There's Roderick, who told us Tuesday he's lived on Detroit's streets for 35 of his 44 years. There are Monica and Angelo, who live in a tent behind the UAW-Ford National Training Center. He's disabled, has seizures and can't work; she wants to, but has trouble finding any.

There's Bruce, who'd spent two homeless years in Macomb County until he met Sullivan, operations manager of the United Way's 211 center, a 14-month-old social service information center. Bruce used the two quarters Sullivan handed him with a brochure, dialed 211 and within two days he had a voucher for low-income housing and soon landed a job.

Bruce is, so far, a Sullivan success story.

"There are resources out there," Sullivan told me during our break from walking the frigid streets, along with United Way President Michael Brennan. "But we're doing a really poor job of helping the community know about the resources."

That's where the United Way's 211 system, begun in December 2005, can help. Essentially a 24-7, 365-day social service help line, 211 is a vast database of services that can do everything from help a caller with her gas bill to help a homeless guy find a home.

50 cents, $5 and 211

In its first 12 months, the tri-county 211 system fielded 100,000 calls, and this year its call volume is growing anywhere from 15 percent to 30 percent per month. Yet only 5 percent of the potential market in southeast Michigan, Brennan says, is aware of 211.

That needs to change.

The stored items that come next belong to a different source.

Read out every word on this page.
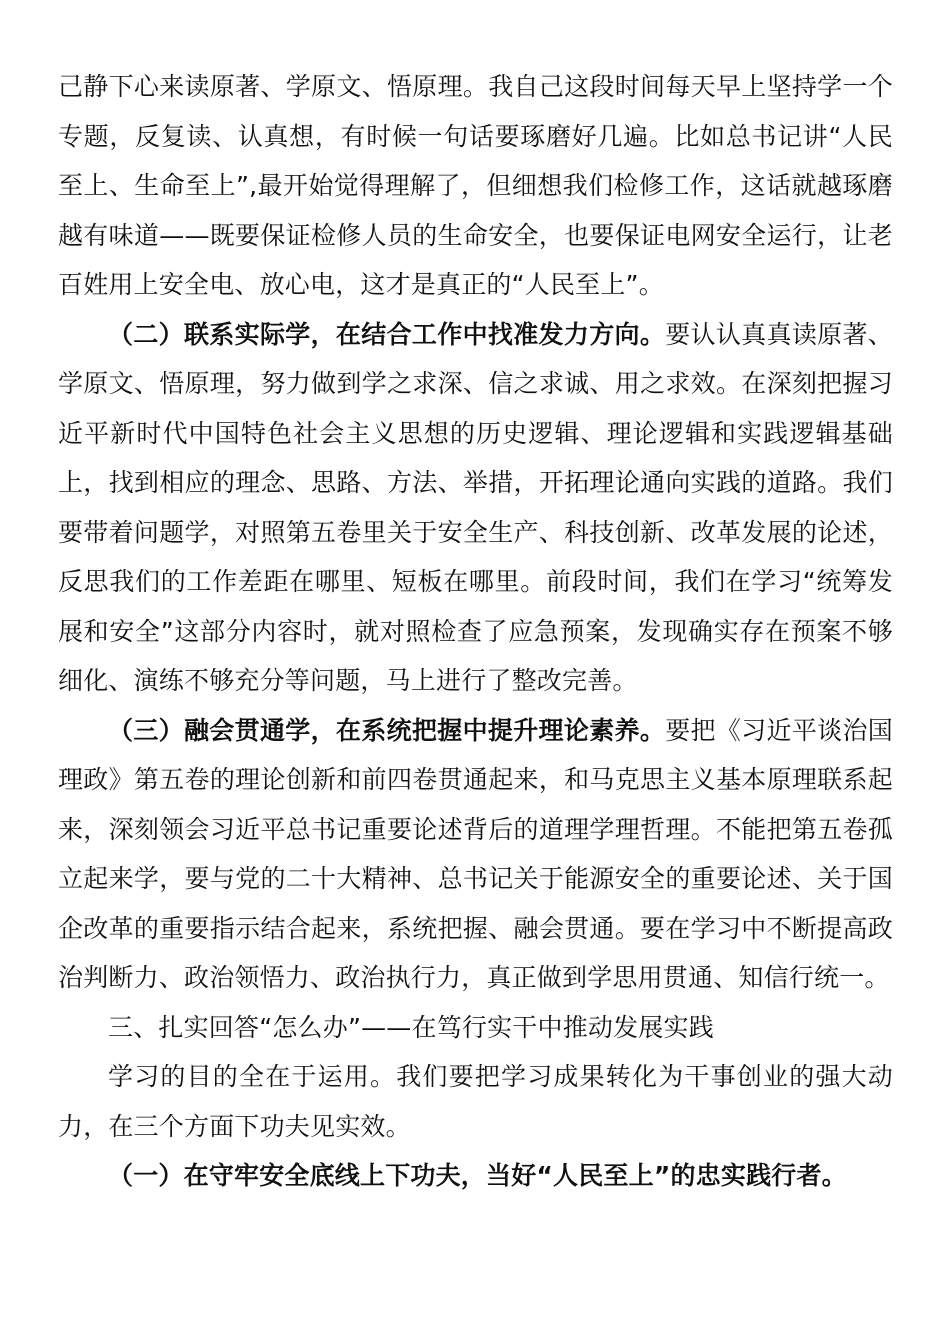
己静下心来读原著、学原文、悟原理。我自己这段时间每天早上坚持学一个专题，反复读、认真想，有时候一句话要琢磨好几遍。比如总书记讲“人民至上、生命至上”,最开始觉得理解了，但细想我们检修工作，这话就越琢磨越有味道——既要保证检修人员的生命安全，也要保证电网安全运行，让老百姓用上安全电、放心电，这才是真正的“人民至上”。

（二）联系实际学，在结合工作中找准发力方向。要认认真真读原著、学原文、悟原理，努力做到学之求深、信之求诚、用之求效。在深刻把握习近平新时代中国特色社会主义思想的历史逻辑、理论逻辑和实践逻辑基础上，找到相应的理念、思路、方法、举措，开拓理论通向实践的道路。我们要带着问题学，对照第五卷里关于安全生产、科技创新、改革发展的论述，反思我们的工作差距在哪里、短板在哪里。前段时间，我们在学习“统筹发展和安全”这部分内容时，就对照检查了应急预案，发现确实存在预案不够细化、演练不够充分等问题，马上进行了整改完善。

（三）融会贯通学，在系统把握中提升理论素养。要把《习近平谈治国理政》第五卷的理论创新和前四卷贯通起来，和马克思主义基本原理联系起来，深刻领会习近平总书记重要论述背后的道理学理哲理。不能把第五卷孤立起来学，要与党的二十大精神、总书记关于能源安全的重要论述、关于国企改革的重要指示结合起来，系统把握、融会贯通。要在学习中不断提高政治判断力、政治领悟力、政治执行力，真正做到学思用贯通、知信行统一。

三、扎实回答“怎么办”——在笃行实干中推动发展实践

学习的目的全在于运用。我们要把学习成果转化为干事创业的强大动力，在三个方面下功夫见实效。

（一）在守牢安全底线上下功夫，当好“人民至上”的忠实践行者。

Michigan's economy is likely to get worse before it gets better, as thousands leave their jobs under a slew of buyouts, as auto production ebbs to meet demand, as foreclosures and personal bankruptcies rise.

One answer: Bill Sullivan's mobile 211. Stuffed into the back pocket of his blue jeans are 211 brochures wrapped with $5 bills and two quarters taped to each one, a quid-pro-quo to folks on the street who don't want to be.

If the measure of a community's character is how it treats its less fortunate, Sullivan and the folks at 211 are one yardstick that should be used, and often.